MedOpenClaw：基于未整理完整研究的可审计医学影像智能体推理系统

摘要

当前，针对视觉语言模型（VLMs）在医学影像任务中的评估方式过度简化了临床实际——其依赖人工精心筛选的二维图像，且需耗费大量人力进行整理。这种设置忽略了真实诊断的核心挑战：合格的临床智能体必须能够主动在完整三维影像序列中跨模态导航，以收集证据并最终支撑诊断决策。为此，我们提出MEDOPENCLAW——一个可审计的运行环境，使VLM能在标准医学工具或查看器（如3D Slicer）中动态操作。基于此运行时，我们进一步推出MEDFLOWBENCH，一个涵盖多序列脑部MRI与肺部CT/PET的全流程医学影像基准测试体系，通过仅查看器、工具调用和开放方法三条赛道系统化评估医学智能体能力。初步结果揭示关键发现：虽然前沿大语言模型/VLM（如Gemini 3.1 Pro与GPT-5.4）能成功操作查看器完成基础研究级任务，但当获得专业工具支持时，其性能反而因缺乏精确空间定位能力而下降。通过弥合静态图像感知与交互式临床工作流之间的鸿沟，MEDOPENCLAW与MEDFLOWBENCH为开发可审计的全流程医学影像智能体奠定了可复现的基础。

English

Currently, evaluating vision-language models (VLMs) in medical imaging tasks oversimplifies clinical reality by relying on pre-selected 2D images that demand significant manual labor to curate. This setup misses the core challenge of realworld diagnostics: a true clinical agent must actively navigate full 3D volumes across multiple sequences or modalities to gather evidence and ultimately support a final decision. To address this, we propose MEDOPENCLAW, an auditable runtime designed to let VLMs operate dynamically within standard medical tools or viewers (e.g., 3D Slicer).

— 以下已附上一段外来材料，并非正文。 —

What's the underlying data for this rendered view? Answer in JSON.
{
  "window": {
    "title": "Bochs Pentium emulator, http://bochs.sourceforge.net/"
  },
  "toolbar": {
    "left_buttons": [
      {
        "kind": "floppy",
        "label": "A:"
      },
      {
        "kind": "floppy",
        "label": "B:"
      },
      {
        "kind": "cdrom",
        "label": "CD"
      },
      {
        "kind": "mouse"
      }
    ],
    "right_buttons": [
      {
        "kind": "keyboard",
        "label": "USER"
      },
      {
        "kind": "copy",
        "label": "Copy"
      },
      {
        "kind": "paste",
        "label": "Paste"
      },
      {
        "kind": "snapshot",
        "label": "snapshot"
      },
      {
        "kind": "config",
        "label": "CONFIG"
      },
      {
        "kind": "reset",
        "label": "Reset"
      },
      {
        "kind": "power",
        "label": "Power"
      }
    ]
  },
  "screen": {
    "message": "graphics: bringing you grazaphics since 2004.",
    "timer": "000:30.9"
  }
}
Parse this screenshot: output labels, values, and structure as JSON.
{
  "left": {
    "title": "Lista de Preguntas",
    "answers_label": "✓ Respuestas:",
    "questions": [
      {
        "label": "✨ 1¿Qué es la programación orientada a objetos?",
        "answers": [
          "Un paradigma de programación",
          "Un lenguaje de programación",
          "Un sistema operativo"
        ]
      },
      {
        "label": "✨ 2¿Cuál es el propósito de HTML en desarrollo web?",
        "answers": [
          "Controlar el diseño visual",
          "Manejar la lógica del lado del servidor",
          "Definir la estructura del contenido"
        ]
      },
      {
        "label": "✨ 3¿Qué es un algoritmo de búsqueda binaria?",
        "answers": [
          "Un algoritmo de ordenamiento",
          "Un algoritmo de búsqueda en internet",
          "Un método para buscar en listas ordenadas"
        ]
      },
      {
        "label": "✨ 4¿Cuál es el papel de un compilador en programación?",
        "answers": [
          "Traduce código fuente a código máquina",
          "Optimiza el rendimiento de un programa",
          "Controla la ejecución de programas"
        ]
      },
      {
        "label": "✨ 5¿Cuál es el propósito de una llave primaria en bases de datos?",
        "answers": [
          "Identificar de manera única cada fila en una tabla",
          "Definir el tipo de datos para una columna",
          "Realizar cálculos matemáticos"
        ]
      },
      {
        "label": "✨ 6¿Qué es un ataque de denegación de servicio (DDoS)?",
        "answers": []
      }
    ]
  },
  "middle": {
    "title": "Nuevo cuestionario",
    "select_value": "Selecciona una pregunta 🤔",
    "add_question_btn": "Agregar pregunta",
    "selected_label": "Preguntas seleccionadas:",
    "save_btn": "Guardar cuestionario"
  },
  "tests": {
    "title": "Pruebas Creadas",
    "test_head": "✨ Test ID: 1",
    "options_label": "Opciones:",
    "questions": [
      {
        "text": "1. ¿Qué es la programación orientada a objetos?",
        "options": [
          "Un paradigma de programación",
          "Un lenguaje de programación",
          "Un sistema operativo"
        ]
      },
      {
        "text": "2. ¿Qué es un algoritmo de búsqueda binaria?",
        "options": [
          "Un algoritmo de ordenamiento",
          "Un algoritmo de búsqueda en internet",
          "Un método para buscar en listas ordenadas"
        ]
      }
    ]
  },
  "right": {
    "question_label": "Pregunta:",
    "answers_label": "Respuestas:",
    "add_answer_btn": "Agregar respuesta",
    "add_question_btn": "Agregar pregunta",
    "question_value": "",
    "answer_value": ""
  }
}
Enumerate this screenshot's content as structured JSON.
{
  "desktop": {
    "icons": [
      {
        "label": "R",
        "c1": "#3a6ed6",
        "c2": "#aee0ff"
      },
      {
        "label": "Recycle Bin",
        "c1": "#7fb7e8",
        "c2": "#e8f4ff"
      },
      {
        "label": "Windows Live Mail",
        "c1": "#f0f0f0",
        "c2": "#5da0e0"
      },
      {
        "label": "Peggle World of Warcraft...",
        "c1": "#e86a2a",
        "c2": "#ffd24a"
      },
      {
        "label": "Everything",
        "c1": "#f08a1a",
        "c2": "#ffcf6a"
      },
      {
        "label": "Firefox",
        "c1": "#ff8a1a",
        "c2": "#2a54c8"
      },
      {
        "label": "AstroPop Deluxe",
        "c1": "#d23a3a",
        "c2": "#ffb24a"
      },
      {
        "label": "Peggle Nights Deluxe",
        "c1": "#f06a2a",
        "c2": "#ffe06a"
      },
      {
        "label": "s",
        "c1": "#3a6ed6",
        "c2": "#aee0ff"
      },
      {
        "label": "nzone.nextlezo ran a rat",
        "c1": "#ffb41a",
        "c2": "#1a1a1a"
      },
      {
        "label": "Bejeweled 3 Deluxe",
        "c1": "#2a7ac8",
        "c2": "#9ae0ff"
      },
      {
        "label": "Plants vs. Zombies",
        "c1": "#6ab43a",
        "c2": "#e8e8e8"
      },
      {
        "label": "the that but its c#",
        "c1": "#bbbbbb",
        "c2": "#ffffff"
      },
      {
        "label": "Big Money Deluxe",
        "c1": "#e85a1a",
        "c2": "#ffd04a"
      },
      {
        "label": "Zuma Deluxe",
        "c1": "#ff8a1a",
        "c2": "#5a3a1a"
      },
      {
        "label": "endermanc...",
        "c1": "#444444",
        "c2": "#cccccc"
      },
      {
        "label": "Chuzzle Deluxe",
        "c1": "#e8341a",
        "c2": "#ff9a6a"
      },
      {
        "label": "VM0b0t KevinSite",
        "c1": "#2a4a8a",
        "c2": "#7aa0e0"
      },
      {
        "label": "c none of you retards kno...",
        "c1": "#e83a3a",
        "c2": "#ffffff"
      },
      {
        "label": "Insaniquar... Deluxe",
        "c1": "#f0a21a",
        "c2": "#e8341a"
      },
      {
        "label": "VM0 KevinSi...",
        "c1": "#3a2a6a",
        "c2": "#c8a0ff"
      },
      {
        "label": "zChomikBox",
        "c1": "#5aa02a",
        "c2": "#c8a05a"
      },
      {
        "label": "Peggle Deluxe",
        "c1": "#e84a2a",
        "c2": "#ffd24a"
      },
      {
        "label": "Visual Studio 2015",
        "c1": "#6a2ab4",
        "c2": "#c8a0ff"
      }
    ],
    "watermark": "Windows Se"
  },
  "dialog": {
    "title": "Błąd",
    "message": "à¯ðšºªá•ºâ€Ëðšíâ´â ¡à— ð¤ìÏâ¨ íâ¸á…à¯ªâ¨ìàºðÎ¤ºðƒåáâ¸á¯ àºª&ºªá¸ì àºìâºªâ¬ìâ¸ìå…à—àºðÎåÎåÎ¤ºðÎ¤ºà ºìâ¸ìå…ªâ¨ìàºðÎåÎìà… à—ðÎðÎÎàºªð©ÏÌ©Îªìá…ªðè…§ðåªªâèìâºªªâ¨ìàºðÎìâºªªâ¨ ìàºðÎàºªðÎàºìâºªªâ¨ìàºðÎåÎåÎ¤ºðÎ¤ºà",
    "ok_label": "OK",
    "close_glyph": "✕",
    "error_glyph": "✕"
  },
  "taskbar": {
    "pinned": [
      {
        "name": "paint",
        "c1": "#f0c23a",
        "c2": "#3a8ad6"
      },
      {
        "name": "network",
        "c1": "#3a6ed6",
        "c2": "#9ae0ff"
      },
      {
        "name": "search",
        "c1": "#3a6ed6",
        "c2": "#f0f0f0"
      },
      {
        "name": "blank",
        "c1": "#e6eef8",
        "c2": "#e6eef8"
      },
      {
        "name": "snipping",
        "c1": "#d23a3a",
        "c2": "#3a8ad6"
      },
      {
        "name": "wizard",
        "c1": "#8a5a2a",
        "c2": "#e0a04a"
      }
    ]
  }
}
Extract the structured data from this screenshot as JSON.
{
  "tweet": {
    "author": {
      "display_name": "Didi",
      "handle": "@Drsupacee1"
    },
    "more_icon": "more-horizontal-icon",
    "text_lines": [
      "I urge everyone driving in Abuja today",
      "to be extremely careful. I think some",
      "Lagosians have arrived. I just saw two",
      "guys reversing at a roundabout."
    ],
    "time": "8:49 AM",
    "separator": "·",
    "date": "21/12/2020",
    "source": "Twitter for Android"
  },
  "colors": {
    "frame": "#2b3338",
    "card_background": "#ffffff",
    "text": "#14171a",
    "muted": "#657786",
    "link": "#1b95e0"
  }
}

On top of this runtime, we introduce MEDFLOWBENCH, a full-study medical imaging benchmark covering multi-sequence brain MRI and lung CT/PET. It systematically evaluates medical agentic capabilities across viewer-only, tool-use, and open-method tracks. Initial results reveal a critical insight: while state-of-the-art LLMs/VLMs (e.g., Gemini 3.1 Pro and GPT-5.4) can successfully navigate the viewer to solve basic study-level tasks, their performance paradoxically degrades when given access to professional support tools due to a lack of precise spatial grounding. By bridging the gap between static-image perception and interactive clinical workflows, MEDOPENCLAW and MEDFLOWBENCH establish a reproducible foundation for developing auditable, full-study medical imaging agents.